Entiendo que estamos en un contexto de trabajo favorable de trabajo cuando una empresa u organización genera valor en el trabajador, algo que facilitará que el trabajo se desarrolle, que se obtengan los resultados pretendidos, y que el trabajador se capitalice emocional y técnicamente. Es cuando el proyecto tiene sentido, en todos los sentidos.

Francisco Yuste, en su libro “Herramientas de Coaching Ejecutivo” define muy bien la Fórmula de la Percepción del Valor. Y es que, no siempre, todo el mundo le da el mismo valor a las mismas cosas… y menos, en lo laboral, donde la técnica, el esfuerzo, la remuneración, la vida y los propósitos se entremezclan subjetivamente.

La Fórmula de la Percepción del Valor nos indica que debería existir un balance positivo entre la remuneración que el trabajador recibe y las incomodidades que pudiera soportar (horarios, esfuerzo físico o mental, responsabilidad, decisiones, desplazamientos, etc.).
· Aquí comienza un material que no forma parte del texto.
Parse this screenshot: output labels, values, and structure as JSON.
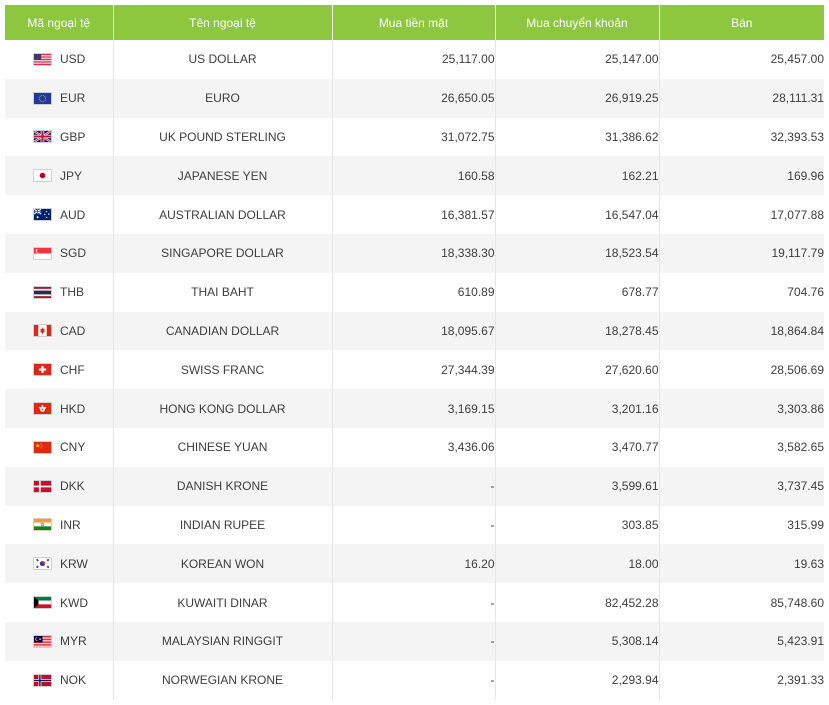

Y es que, por mucho que nos guste nuestro trabajo, si no nos sentimos adecuadamente remunerados por la inversión que realizamos esta molestia se terminará convirtiendo en un problema, y en el peor de los casos en un conflicto.

Al mismo tiempo que lo anterior, también tendría que darse un saldo positivo entre la tarea que se realiza y las inseguridades o incertidumbres soportadas por la realización de la misma. Esto es, las situaciones complicadas, la técnica que tengamos que emplear, los retos diarios, etc. deberían estar en función de la tarea desempeñada, ya que si terminamos sintiendo que “no merece la pena lo que hago, por lo mucho que me cuesta hacerlo” la percepción del valor de nuestro trabajo estará claramente a la baja.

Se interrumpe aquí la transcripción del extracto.